Chorioretinal folds: associated disorders and a related maculopathy.

Author information

1
Department of Ophthalmology, Emory University, Atlanta, Georgia. Electronic address: tolsen@emory.edu.
2
Department of Ophthalmology, Emory University, Atlanta, Georgia.

Abstract

PURPOSE:

To describe a series of chorioretinal folds (CRFs) representing a clinical sign that may be associated with multiple systemic, orbital, and ophthalmologic disorders.
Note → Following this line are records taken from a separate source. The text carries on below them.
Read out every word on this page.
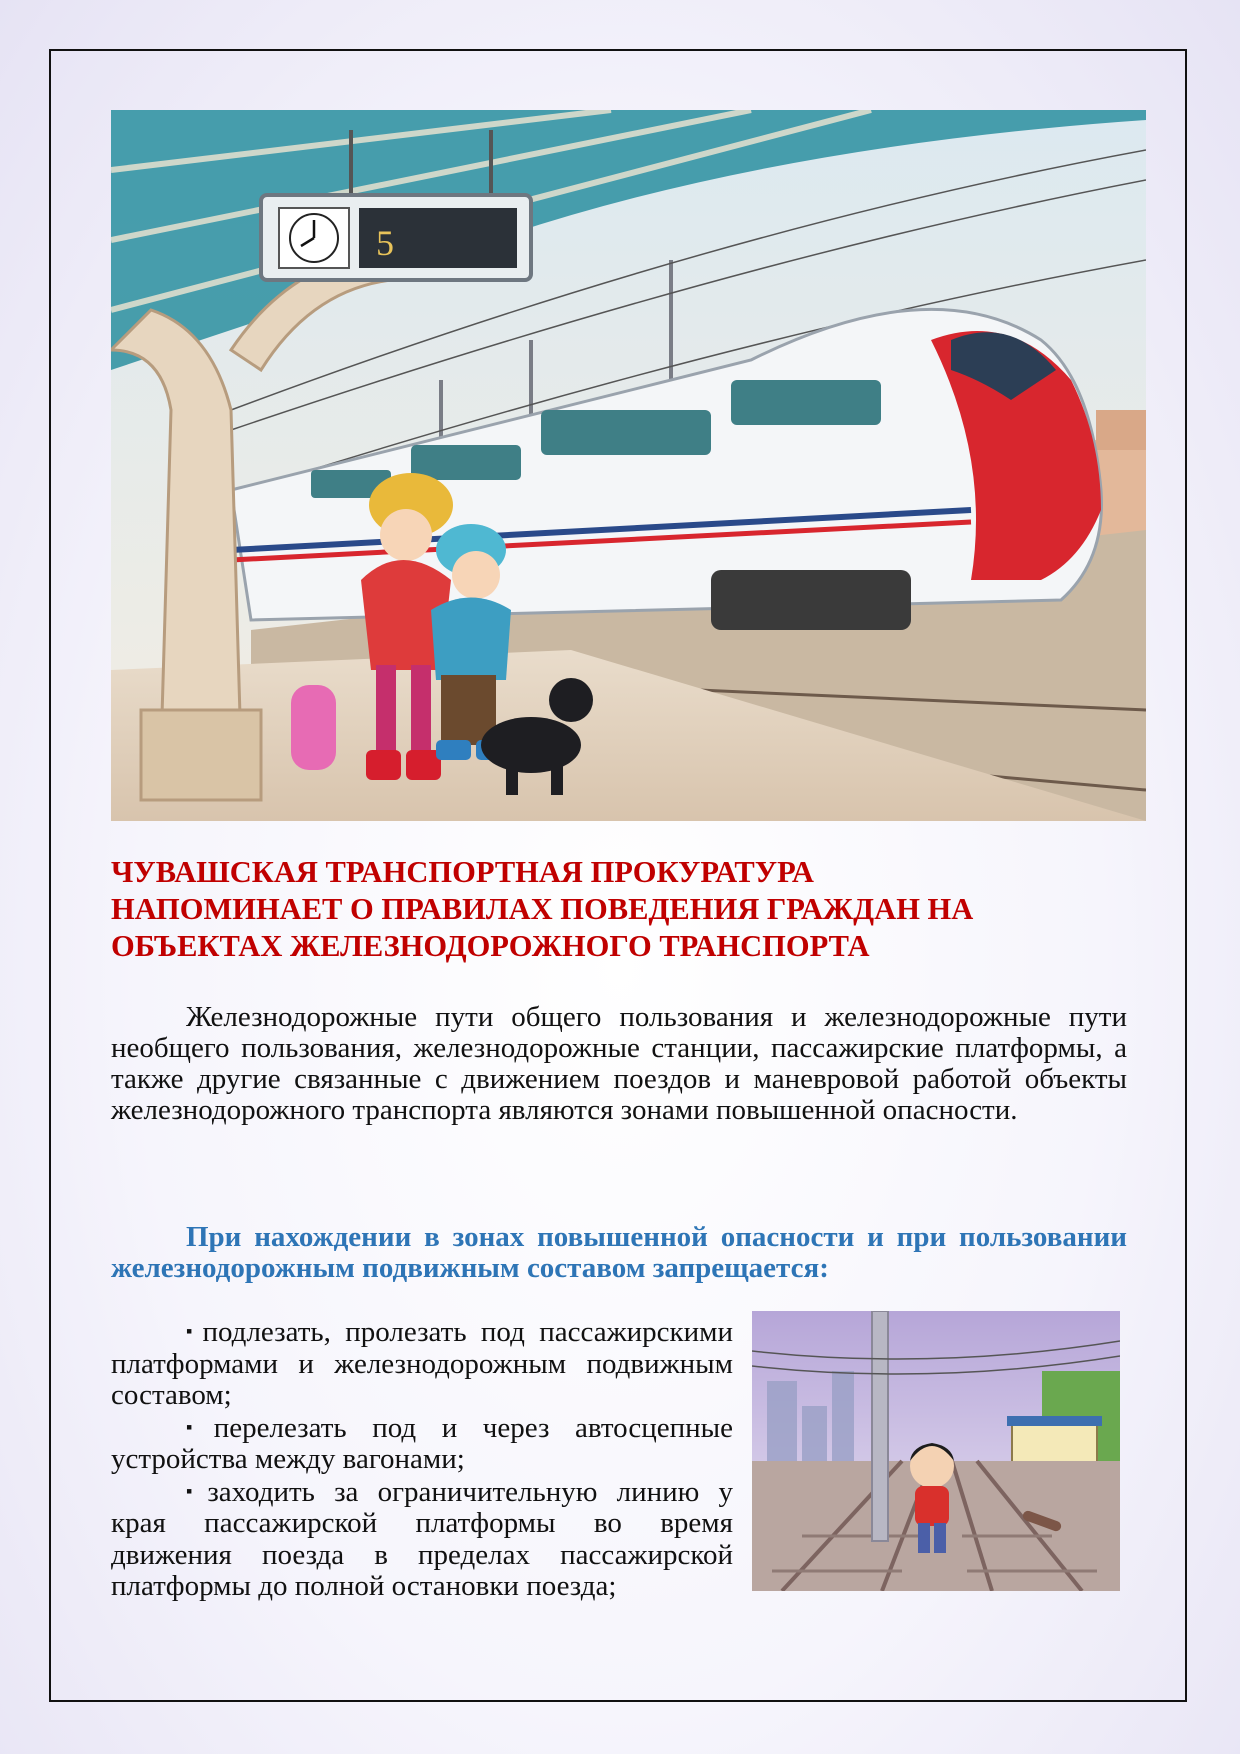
5
ЧУВАШСКАЯ ТРАНСПОРТНАЯ ПРОКУРАТУРА
НАПОМИНАЕТ О ПРАВИЛАХ ПОВЕДЕНИЯ ГРАЖДАН НА
ОБЪЕКТАХ ЖЕЛЕЗНОДОРОЖНОГО ТРАНСПОРТА

Железнодорожные пути общего пользования и железнодорожные пути необщего пользования, железнодорожные станции, пассажирские платформы, а также другие связанные с движением поездов и маневровой работой объекты железнодорожного транспорта являются зонами повышенной опасности.

При нахождении в зонах повышенной опасности и при пользовании железнодорожным подвижным составом запрещается:

▪ подлезать, пролезать под пассажирскими платформами и железнодорожным подвижным составом;
▪ перелезать под и через автосцепные устройства между вагонами;
▪ заходить за ограничительную линию у края пассажирской платформы во время движения поезда в пределах пассажирской платформы до полной остановки поезда;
We report the associations with systemic disease and describe 3 stages of a CRF-related maculopathy.

DESIGN:

Observational, retrospective case series.

METHODS:

We reviewed 57 affected eyes from 40 patients with the clinical sign of CRF from 1 of 2 academic institutions. A careful review of the medical histories and systemic diagnostic evaluations were conducted. Imaging studies were conducted.

RESULTS:

The mean age at diagnosis was 64 ± 17 years. Most eyes (n = 18) were hyperopic (+2.60 ± +2.90 diopters). There were 20 patients (50%) with some form of autoimmune disorder. Overall, the mean presenting visual acuity was 20/50, declining slightly to 20/60 over 19 ± 30 months. Ten eyes had stage 3 CRF-related maculopathy, more common in older individuals with more chronic CRFs. Four stage 3 eyes had associated choroidal neovascularization, and these eyes had 20/60 presenting visual acuity that decreased to 20/100 over approximately 1.5 years. Stage 3 eyes without choroidal neovascularization had a mean presenting visual acuity of 20/40 that decreased to 20/65 over 2.1 years.

CONCLUSIONS:

CRFs are associated with numerous ophthalmic and systemic disorders. A careful medical history and evaluation are essential. We describe 3 stages of a unique CRF-related maculopathy. Stage 3 resembles occult choroidal neovascularization, occurs primarily in older individuals with chronic CRFs, and is accompanied by a slow deterioration in central acuity.

PMID:
24531022
DOI:
10.1016/j.ajo.2014.02.021
[Indexed for MEDLINE]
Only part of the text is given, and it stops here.